There was also a video that claimed that the vaccination programme for adolescent is being discontinued.

"Yes, it does impact parents' confidence," said Mrs Shammi Selvaamresh, a mother of two teenagers who are yet to be vaccinated, regarding the issues surrounding the programme currently.

"Human error cannot be tolerated in this instance; it is a matter of life and death," Mrs Shammi said. She was referring to yet another viral video last week that showed a Covid-19 vaccinator using an empty syringe on a teenager in Kuala Lumpur.

Reports of empty syringes and reduced dosage being used have plagued Malaysia's earlier adult vaccination programme, leading Mr Khairy - then Science, Technology and Innovation Minister - to allow recipients to record their vaccination process using their mobile phones.

Secondary school students sitting in an observation area after receiving a dose of a Covid-19 vaccine at their school in Putrajaya on Sept 20, 2021. PHOTO: REUTERS

The Health Ministry said last Saturday that one parent or guardian will be allowed to accompany teenagers into the vaccination centres and be permitted to record the vaccination process. The vaccinator captured in the video using an empty syringe has been removed from vaccination duties, the ministry said.

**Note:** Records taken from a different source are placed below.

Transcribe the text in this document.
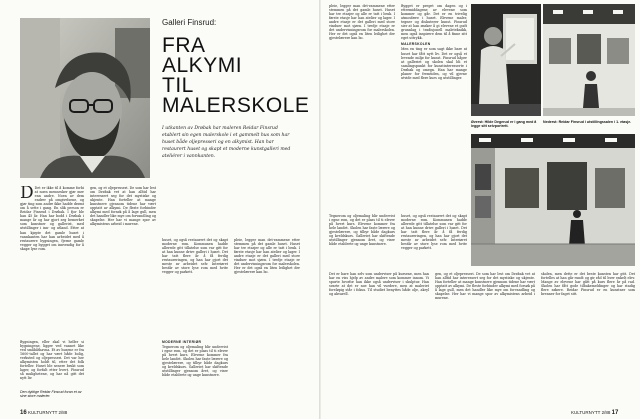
Galleri Finsrud:
FRA
ALKYMI
TIL
MALERSKOLE
I utkanten av Drøbak har maleren Reidar Finsrud etablert sin egen malerskole i et gammelt hus som har huset både oljepresseri og en alkymist. Han har restaurert huset og skapt et moderne kunstgalleri med ateliérer i vannkanten.
D Det er ikke til å komme forbi at noen mennesker gjør mer enn andre. Noen av dem endrer på omgivelsene, og gjør ting som andre ikke hadde drømt om å sette i gang. En slik person er Reidar Finsrud i Drøbak. I fjor ble han 45 år. Han har bodd i Drøbak i mange år og har gjort seg bemerket som kunstner og gallerist, med utstillinger i inn- og utland. Etter at han kjøpte det gamle huset i vannkanten har han arbeidet med å restaurere bygningen, fjerne gamle vegger og bygget om innvendig for å skape lyse rom.

Bygningen, eller skal vi heller si bygningene, ligger ved vannet like ved småbåthavna. Et av husene er fra 1600-tallet og har vært både bolig, verksted og oljepresseri. Det var her alkymisten holdt til, etter det folk forteller. Huset ble senere brukt som lager, og forfalt etter hvert. Finsrud så mulighetene, og har nå gitt det nytt liv.

Den dyktige Reidar Finsrud foran et av sine store malerier.

gen, og et oljepresseri. De som har lest om Drøbak vet at han alltid har interessert seg for det mystiske og ukjente. Han forteller at mange kunstnere gjennom tidene har vært opptatt av alkymi. De fleste forbinder alkymi med forsøk på å lage gull, men det handler like mye om forvandling og skapelse. Her har vi mange spor av alkymistens arbeid i murene.

huset, og også restaurert det og skapt moderne rom. Kommunen hadde allerede gitt tillatelse som var gitt for at han kunne drive galleri i huset. Det har tatt flere år å få ferdig restaureringen, og han har gjort det meste av arbeidet selv. Interiøret består av store lyse rom med hvite vegger og parkett.

MODERNE INTERIØR

Tegnerom og oljemaling blir undervist i egne rom, og det er plass til ti elever på hvert kurs. Elevene kommer fra hele landet. Skolen har faste lærere og gjestelærere, og tilbyr både dagkurs og kveldskurs. Galleriet har skiftende utstillinger gjennom året, og viser både etablerte og unge kunstnere.

pleie, legger man det-rammene etter stemmen på det gamle huset. Huset har tre etasjer og alle er tatt i bruk. I første etasje har han atelier og lager. I andre etasje er det galleri med store vinduer mot sjøen. I tredje etasje er det undervisningsrom for malerskolen. Her er det også en liten leilighet der gjestelærere kan bo.

16 KULTURNYTT 2/88

pleie, legger man det-rammene etter stemmen på det gamle huset. Huset har tre etasjer og alle er tatt i bruk. I første etasje har han atelier og lager. I andre etasje er det galleri med store vinduer mot sjøen. I tredje etasje er det undervisningsrom for malerskolen. Her er det også en liten leilighet der gjestelærere kan bo.

Bygget er preget om dagen og i ettermiddagene av elevene som kommer og går. Det er en trivelig atmosfære i huset. Elevene maler, tegner og diskuterer kunst. Finsrud sier at han ønsker å gi elevene et godt grunnlag i tradisjonell maleteknikk, men også inspirere dem til å finne sitt eget uttrykk.

MALERSKOLEN

Men en ting er som sagt ikke bare at huset har fått nytt liv. Det er også et levende miljø for kunst. Finsrud håper at galleriet og skolen skal bli et samlingspunkt for kunstinteresserte i Drøbak og omegn. Han har mange planer for fremtiden, og vil gjerne utvide med flere kurs og utstillinger.

Øverst: Hilde Degerud er i gang med å legge sitt selvportrett.
Nederst: Reidar Finsrud i utstillingssalen i 1. etasje.

Tegnerom og oljemaling blir undervist i egne rom, og det er plass til ti elever på hvert kurs. Elevene kommer fra hele landet. Skolen har faste lærere og gjestelærere, og tilbyr både dagkurs og kveldskurs. Galleriet har skiftende utstillinger gjennom året, og viser både etablerte og unge kunstnere.

huset, og også restaurert det og skapt moderne rom. Kommunen hadde allerede gitt tillatelse som var gitt for at han kunne drive galleri i huset. Det har tatt flere år å få ferdig restaureringen, og han har gjort det meste av arbeidet selv. Interiøret består av store lyse rom med hvite vegger og parkett.

Det er bare han selv som underviser på kursene, men han har en viss hjelp av andre malere som kommer innom. Vi spurte hvorfor han ikke også underviser i skulptur. Han svarte at det er noe han vil vurdere, men at maleriet foreløpig står i fokus. Til studiet benyttes både olje, akryl og akvarell.

gen, og et oljepresseri. De som har lest om Drøbak vet at han alltid har interessert seg for det mystiske og ukjente. Han forteller at mange kunstnere gjennom tidene har vært opptatt av alkymi. De fleste forbinder alkymi med forsøk på å lage gull, men det handler like mye om forvandling og skapelse. Her har vi mange spor av alkymistens arbeid i murene.

skolen, men dette er det beste kunsten har gitt. Det fortelles at han går rundt og gir råd til hver enkelt elev. Mange av elevene har gått på kurs flere år på rad. Skolen har fått gode tilbakemeldinger og har stadig flere søkere. Reidar Finsrud er en kunstner som brenner for faget sitt.

KULTURNYTT 2/88 17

Mrs Shammi, while acknowledging the need to have her children vaccinated, said that she has chosen to wait because she has concerns about crowding at vaccination centres.

Last week, the ministry urged parents not to crowd vaccination centres, after scaling back on its initial decision to allow walk-in Covid-19 vaccination for all teenagers. It said only those who are not in schools could walk in and get vaccinated, while adolescents at school would be given appointments through their respective schools.

The empty syringe video did spark some panic, said Madam Hanizah Hamid, a mother of two - one a teenager who has been partially vaccinated.

While Madam Hanizah had gotten her daughter vaccinated due to existing health concerns, she admitted that those with younger adolescents are more hesitant.

As at Monday, Malaysia has partially vaccinated 59.1 percent of its adolescents but only fully vaccinated 3.6 per cent of them. It aims to fully vaccinate all adolescents by January 2022, before the new school year starts next March.

Around 88 per cent of Malaysia's adult population has now been fully vaccinated against Covid-19. The country is expected to lift interstate travel curbs over the next several days as adult vaccination reaches 90 per cent.

The country has fully vaccinated 63.4 per cent of its estimated 32 million population, and is scheduled to fully reopen its economy and transition into an endemic phase by the end of October.

Coronavirus infection numbers have been falling as the vaccination coverage increases. Malaysia recorded 8,817 cases on Tuesday, a day after reporting 8,075 cases - the lowest in three months. New cases have fallen by 60 per cent from a record high of 24,559 cases recorded on Aug 26.

Active Covid-19 cases have also dropped from a peak of more than 260,000 in late August to 142,860 on Tuesday. The country has recorded 26,759 deaths from the pandemic.